Nicoletta, G, Cascelli, M, Marchesini, L, Tesoro, S
Minerva anestesiologica. 2007;(9):471-3
Abstract
This article describes the clinical history of a patient admitted to the Emergency Room after severe infrascapular pain unaffected by breathing or postural changes. After thoracic CT a type B aortic dissection was diagnosed. On admission to the CCU, the patient's blood pressure was still high (210/120 mmHg). Sodium nitroprusside (1 microg/kg/min drip) was initiated. As blood pressure remained high after 24 h, the infusion rate was increased gradually up to 18 microg/kg/min. In the evening of the following day the patient was transferred to the operating room because acute renal failure (BUN 108 mg/dL, Cr 4.00 mg/dL) occurred and arterial pressure was still high (180/60 mmHg). A thoracic endoprosthesis was then inserted. During this procedure the patient was relaxed and his blood pressure was satisfactory (140/80 mmHg) without drugs.

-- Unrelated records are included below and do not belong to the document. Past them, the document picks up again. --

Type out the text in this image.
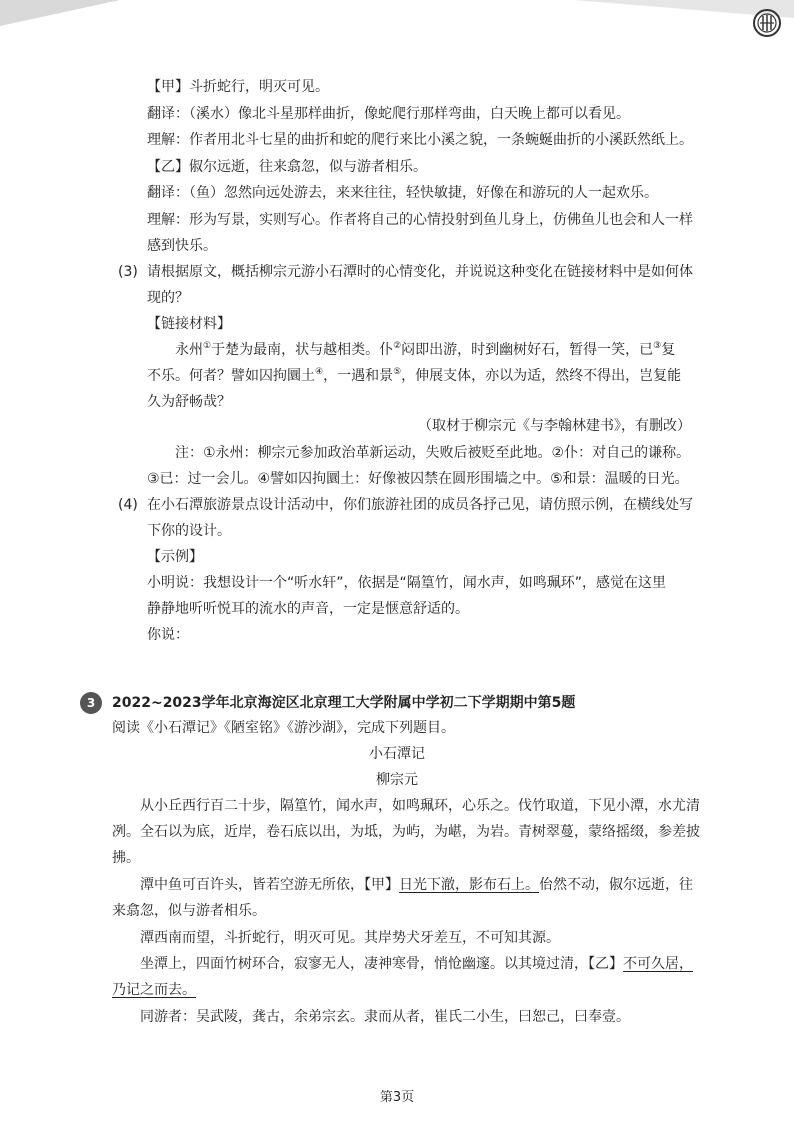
【甲】斗折蛇行，明灭可见。
翻译：（溪水）像北斗星那样曲折，像蛇爬行那样弯曲，白天晚上都可以看见。
理解：作者用北斗七星的曲折和蛇的爬行来比小溪之貌，一条蜿蜒曲折的小溪跃然纸上。
【乙】俶尔远逝，往来翕忽，似与游者相乐。
翻译：（鱼）忽然向远处游去，来来往往，轻快敏捷，好像在和游玩的人一起欢乐。
理解：形为写景，实则写心。作者将自己的心情投射到鱼儿身上，仿佛鱼儿也会和人一样
感到快乐。
(3) 请根据原文，概括柳宗元游小石潭时的心情变化，并说说这种变化在链接材料中是如何体
现的？
【链接材料】
永州①于楚为最南，状与越相类。仆②闷即出游，时到幽树好石，暂得一笑，已③复
不乐。何者？譬如囚拘圜土④，一遇和景⑤，伸展支体，亦以为适，然终不得出，岂复能
久为舒畅哉？
（取材于柳宗元《与李翰林建书》，有删改）
注：①永州：柳宗元参加政治革新运动，失败后被贬至此地。②仆：对自己的谦称。
③已：过一会儿。④譬如囚拘圜土：好像被囚禁在圆形围墙之中。⑤和景：温暖的日光。
(4) 在小石潭旅游景点设计活动中，你们旅游社团的成员各抒己见，请仿照示例，在横线处写
下你的设计。
【示例】
小明说：我想设计一个“听水轩”，依据是“隔篁竹，闻水声，如鸣珮环”，感觉在这里
静静地听听悦耳的流水的声音，一定是惬意舒适的。
你说：
3	2022~2023学年北京海淀区北京理工大学附属中学初二下学期期中第5题
阅读《小石潭记》《陋室铭》《游沙湖》，完成下列题目。
小石潭记
柳宗元
从小丘西行百二十步，隔篁竹，闻水声，如鸣珮环，心乐之。伐竹取道，下见小潭，水尤清
冽。全石以为底，近岸，卷石底以出，为坻，为屿，为嵁，为岩。青树翠蔓，蒙络摇缀，参差披
拂。
潭中鱼可百许头，皆若空游无所依，【甲】日光下澈，影布石上。佁然不动，俶尔远逝，往
来翕忽，似与游者相乐。
潭西南而望，斗折蛇行，明灭可见。其岸势犬牙差互，不可知其源。
坐潭上，四面竹树环合，寂寥无人，凄神寒骨，悄怆幽邃。以其境过清，【乙】不可久居，
乃记之而去。
同游者：吴武陵，龚古，余弟宗玄。隶而从者，崔氏二小生，曰恕己，曰奉壹。
第3页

In order to further lower blood pressure and afterload before positioning the second prosthetic segment within the aortic arch, 1 microg/kg/min nitroprusside drip was continued. A few minutes initiation of the drip an abrupt rise in blood pressure (systolic 200 mmHg) was observed, which had to be controlled before continuing the procedure. Increased nitroprusside infusion and repeated boluses of 10 mg urapidil (3-4 boluses with an interval of 15 min) and 30 microg clonidine were unsuccessful. After 15 min with an increased nitroprusside infusion rate, the patient showed psychomotor agitation and O2 his saturation dropped to 91% while arterial pH was 7.2 and lactate concentration was 3.5 mmol/L. Nitroprusside infusion was discontinued, while 0.1 microg/kg/min fenoldopam (started when the patient arrived in the operating room) was continued without improvement. In order to complete the procedure, general anaesthesia with sevflurane (2 MAC) in air (FiO2= 40%) was induced. After successful reduction in blood pressure the procedure was completed. In the postoperative course the patient was admitted to the ICU.